AC running (although it hasn't been that hot) a few dozen stoplights, a short trip on the highway at 100 km/h, and a couple hills. Very normal driving conditions. I get 85 km each and every week in the summer on my commute to work and home. 90 km on the GOM if I turn off the AC.
 
I think the cars coming from Japan are the same, very similar ... however personally I only once managed to go electric for 104km!
With 20 km of motorway at 110 km/h, the rest of the city is flowing!
 
Hi 2 Wheeler, what does the available kilometer reading state , after a full charge? Mine started low in the 50s when I got the car in Winter but now its rock steady at 78.

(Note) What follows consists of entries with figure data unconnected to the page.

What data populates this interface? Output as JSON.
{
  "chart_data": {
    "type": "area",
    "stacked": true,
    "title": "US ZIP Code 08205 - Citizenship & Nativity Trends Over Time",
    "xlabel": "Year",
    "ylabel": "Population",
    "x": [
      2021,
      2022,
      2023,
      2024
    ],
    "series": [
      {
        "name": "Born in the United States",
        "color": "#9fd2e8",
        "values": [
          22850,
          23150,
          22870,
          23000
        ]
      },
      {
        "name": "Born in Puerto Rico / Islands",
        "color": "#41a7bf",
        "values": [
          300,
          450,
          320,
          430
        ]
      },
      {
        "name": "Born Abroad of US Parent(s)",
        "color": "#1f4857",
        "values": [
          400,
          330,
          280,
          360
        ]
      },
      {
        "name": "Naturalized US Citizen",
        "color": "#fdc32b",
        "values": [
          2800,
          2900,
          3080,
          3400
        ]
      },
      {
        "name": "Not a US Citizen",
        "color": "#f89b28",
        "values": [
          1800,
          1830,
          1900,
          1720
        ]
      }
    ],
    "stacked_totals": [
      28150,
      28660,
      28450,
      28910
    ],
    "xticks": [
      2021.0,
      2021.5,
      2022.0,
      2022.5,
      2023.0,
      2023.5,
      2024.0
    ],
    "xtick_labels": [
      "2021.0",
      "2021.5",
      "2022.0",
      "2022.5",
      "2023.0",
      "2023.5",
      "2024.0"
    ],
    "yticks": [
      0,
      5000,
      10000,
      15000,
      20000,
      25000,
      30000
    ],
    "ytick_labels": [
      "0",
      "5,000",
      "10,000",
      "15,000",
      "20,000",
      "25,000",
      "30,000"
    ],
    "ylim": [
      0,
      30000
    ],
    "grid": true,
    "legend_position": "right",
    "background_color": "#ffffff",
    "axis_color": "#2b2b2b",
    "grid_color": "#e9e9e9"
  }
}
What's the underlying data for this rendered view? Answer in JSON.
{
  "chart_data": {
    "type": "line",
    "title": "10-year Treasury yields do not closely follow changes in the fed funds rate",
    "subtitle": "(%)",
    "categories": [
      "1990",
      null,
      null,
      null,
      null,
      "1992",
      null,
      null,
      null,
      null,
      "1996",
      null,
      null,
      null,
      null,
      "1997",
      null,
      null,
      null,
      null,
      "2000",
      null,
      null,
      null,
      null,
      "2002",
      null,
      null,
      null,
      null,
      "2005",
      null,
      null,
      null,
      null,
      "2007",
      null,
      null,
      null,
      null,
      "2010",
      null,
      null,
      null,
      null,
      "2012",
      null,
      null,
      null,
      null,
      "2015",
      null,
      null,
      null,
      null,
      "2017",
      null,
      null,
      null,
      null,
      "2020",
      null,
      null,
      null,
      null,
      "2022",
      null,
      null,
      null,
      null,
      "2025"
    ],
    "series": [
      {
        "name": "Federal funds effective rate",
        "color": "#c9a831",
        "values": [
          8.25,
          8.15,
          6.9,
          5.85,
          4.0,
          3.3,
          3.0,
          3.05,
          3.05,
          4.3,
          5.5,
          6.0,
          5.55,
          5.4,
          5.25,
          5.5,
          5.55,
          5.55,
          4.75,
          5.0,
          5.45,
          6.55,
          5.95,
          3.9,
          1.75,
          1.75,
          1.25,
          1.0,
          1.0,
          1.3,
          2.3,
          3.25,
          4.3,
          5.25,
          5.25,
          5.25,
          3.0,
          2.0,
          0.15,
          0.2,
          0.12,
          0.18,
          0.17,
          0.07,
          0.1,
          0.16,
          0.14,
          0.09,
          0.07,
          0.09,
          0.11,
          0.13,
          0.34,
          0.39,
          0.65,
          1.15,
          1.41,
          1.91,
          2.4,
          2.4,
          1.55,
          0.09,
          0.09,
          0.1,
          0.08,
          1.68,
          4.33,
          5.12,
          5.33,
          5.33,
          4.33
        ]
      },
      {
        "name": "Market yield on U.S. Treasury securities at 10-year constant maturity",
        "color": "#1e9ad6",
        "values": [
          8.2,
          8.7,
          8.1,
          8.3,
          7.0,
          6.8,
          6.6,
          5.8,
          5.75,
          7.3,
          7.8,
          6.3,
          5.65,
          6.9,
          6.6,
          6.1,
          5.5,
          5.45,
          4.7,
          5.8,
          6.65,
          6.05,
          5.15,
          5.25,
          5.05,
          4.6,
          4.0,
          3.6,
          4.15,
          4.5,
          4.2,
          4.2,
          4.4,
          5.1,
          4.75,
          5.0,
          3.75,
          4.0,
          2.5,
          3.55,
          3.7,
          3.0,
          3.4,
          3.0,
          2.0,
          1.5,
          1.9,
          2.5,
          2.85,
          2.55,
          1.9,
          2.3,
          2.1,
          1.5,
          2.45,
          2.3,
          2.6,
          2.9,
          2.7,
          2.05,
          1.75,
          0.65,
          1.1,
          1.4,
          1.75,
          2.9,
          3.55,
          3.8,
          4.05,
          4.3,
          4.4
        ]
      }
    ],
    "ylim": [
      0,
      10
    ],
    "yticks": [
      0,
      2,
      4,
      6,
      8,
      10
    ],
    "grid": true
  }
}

In other words, 85 and 80 seem like that gemstone unobtainable.
This morning it was 89 km on the GOM (guess-o-metre) without AC.
 
There's a 65 pound difference between an SE and an XSE. That's less than a tank of gas. I can't see that small amount of weight causing such a drastic reduction in EV range.
I think it is a lot more. Especially if you have a PP on XSE. All of the extra sensors. 1500w inverter with a socket, more speakers with JBL system plus separate amp, power passenger seat, Panoramic roof, Hud, foot sensor and all of the associated hardware and wiring will probably add up to way more than 65lbs.